TBH i don't have enough time for this, so the answer is no.

[kTimesG]

Part of this challenge is to see how different people think about it. Take it as a survey of mindsets.

@albert0bsd: why would I ever need to break my own key? I will already know it...

No, I will not try to replace the TX.

All of you have until 11.01 00:00 to get your EC checked up. Let's all hope COBRAS doesn't break it by then, he's really into something interesting, dividing and multiplying values just to end up with what he started with.

[karrask]

hello! I'm sorry, it seemed to me or you explained everything somehow difficult. to solve the problem.

Difficult?

It clear like a water!!

can I write to you in private messages?

TBH i don't have enough time for this, so the answer is no.

Understood, sorry to bother you.

Part of this challenge is to see how different people think about it. Take it as a survey of mindsets.

@albert0bsd: why would I ever need to break my own key? I will already know it...

No, I will not try to replace the TX.

All of you have until 11.01 00:00 to get your EC checked up. Let's all hope COBRAS doesn't break it by then, he's really into something interesting, dividing and multiplying values just to end up with what he started with.

if you use bsgs(kangaroo) at a speed of 20 ekeys / sec, a complete search will take 9 hours. if you run 10-16 computers at a speed of 2ekeys / sec, it should be found in 1-2 hours. a rough approach to solving your problem and in fact the simplest) although, for this you need to change the generation of bsgs(kangaroo), and this may be more difficult.
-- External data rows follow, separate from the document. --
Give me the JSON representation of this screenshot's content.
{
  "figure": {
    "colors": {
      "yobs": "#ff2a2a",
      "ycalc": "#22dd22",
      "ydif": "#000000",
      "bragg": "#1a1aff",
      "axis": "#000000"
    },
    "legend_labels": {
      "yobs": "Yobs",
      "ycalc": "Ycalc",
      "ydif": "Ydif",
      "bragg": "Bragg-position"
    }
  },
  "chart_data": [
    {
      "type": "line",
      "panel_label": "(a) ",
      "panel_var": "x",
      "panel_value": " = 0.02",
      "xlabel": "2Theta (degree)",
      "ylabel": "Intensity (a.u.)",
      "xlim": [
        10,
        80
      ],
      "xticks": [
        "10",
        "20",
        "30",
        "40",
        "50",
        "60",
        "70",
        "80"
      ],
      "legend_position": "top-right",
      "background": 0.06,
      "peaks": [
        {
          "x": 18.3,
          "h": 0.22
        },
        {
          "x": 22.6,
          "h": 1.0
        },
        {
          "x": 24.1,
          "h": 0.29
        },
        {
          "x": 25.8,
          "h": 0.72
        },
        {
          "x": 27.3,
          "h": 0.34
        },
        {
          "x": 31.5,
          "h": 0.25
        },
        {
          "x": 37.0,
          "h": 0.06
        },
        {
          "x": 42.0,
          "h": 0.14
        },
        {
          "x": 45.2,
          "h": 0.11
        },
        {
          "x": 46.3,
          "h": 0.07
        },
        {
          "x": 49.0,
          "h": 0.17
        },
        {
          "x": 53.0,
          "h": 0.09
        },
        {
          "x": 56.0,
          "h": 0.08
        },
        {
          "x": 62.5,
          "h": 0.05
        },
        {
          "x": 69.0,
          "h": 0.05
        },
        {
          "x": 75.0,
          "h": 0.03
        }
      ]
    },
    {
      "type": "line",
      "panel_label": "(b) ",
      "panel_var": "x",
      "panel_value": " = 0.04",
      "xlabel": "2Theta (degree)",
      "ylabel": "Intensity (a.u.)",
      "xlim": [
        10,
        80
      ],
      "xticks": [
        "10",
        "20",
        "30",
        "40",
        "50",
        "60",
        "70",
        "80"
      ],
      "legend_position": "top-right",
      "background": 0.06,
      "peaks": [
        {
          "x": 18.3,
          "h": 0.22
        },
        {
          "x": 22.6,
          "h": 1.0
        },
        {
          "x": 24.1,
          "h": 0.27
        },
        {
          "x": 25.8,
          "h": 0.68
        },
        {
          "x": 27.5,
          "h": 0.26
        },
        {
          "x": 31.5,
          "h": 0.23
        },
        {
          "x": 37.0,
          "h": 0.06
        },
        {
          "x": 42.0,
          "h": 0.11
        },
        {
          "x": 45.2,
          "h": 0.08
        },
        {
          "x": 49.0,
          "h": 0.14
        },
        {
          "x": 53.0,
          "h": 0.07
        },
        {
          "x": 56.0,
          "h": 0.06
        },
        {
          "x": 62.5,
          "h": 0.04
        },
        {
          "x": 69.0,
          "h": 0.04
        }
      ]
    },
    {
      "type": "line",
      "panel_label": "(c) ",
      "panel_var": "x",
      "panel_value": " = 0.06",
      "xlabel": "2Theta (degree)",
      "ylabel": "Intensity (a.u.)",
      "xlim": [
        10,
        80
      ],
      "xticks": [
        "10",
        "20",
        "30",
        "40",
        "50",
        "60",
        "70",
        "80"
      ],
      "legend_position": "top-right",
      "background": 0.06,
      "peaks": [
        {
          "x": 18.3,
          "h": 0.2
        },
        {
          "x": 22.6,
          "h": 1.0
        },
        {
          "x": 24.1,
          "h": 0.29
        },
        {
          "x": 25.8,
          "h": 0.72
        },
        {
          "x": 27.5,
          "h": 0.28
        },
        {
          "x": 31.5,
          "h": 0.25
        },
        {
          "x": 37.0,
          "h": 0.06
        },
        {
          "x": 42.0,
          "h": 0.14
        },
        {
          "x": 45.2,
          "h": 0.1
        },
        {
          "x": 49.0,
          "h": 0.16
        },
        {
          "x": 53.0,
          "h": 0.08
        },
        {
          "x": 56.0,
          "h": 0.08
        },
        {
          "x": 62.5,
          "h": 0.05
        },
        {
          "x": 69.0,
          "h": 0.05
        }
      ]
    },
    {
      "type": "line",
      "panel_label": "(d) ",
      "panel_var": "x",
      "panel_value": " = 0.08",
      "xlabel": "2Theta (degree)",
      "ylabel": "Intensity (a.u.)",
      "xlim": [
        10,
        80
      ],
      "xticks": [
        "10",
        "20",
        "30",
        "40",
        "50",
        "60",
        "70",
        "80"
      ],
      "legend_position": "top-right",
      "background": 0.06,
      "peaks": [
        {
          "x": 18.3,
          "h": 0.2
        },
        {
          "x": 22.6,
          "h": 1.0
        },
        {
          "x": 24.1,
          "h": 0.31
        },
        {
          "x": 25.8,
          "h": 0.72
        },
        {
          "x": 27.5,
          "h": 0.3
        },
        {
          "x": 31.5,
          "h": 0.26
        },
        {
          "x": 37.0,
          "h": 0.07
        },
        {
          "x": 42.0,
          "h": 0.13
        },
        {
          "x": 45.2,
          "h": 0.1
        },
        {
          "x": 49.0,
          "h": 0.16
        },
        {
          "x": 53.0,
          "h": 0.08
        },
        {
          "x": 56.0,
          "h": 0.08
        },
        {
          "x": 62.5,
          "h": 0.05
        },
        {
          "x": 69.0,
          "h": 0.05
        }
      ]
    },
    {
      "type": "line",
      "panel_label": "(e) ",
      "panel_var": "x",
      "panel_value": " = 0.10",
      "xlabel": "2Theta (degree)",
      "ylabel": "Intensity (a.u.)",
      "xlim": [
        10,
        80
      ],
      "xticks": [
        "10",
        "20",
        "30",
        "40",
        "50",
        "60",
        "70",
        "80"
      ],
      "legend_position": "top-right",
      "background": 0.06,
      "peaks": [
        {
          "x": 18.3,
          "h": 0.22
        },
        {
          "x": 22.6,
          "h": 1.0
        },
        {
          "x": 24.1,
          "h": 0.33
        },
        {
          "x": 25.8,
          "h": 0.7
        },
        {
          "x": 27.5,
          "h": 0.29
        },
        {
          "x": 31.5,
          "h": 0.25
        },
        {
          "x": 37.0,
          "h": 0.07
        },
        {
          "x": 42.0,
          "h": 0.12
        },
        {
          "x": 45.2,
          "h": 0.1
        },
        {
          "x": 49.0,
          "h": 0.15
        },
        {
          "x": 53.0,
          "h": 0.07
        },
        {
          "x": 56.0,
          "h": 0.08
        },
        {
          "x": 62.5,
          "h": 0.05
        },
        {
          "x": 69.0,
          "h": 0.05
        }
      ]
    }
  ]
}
Good luck with you survey of mindsets.

[albert0bsd]

if you use bsgs(kangaroo)

What is bsgs(kangaroo)

Those are different things, ONE think is Kangaroo and another complete different thing is bsgs.
Kangaroo is much more faster because it doesn't depend of memory like BSGS does.

kangaroo can solve that challenge in less of one minute with the proper data already precomputed.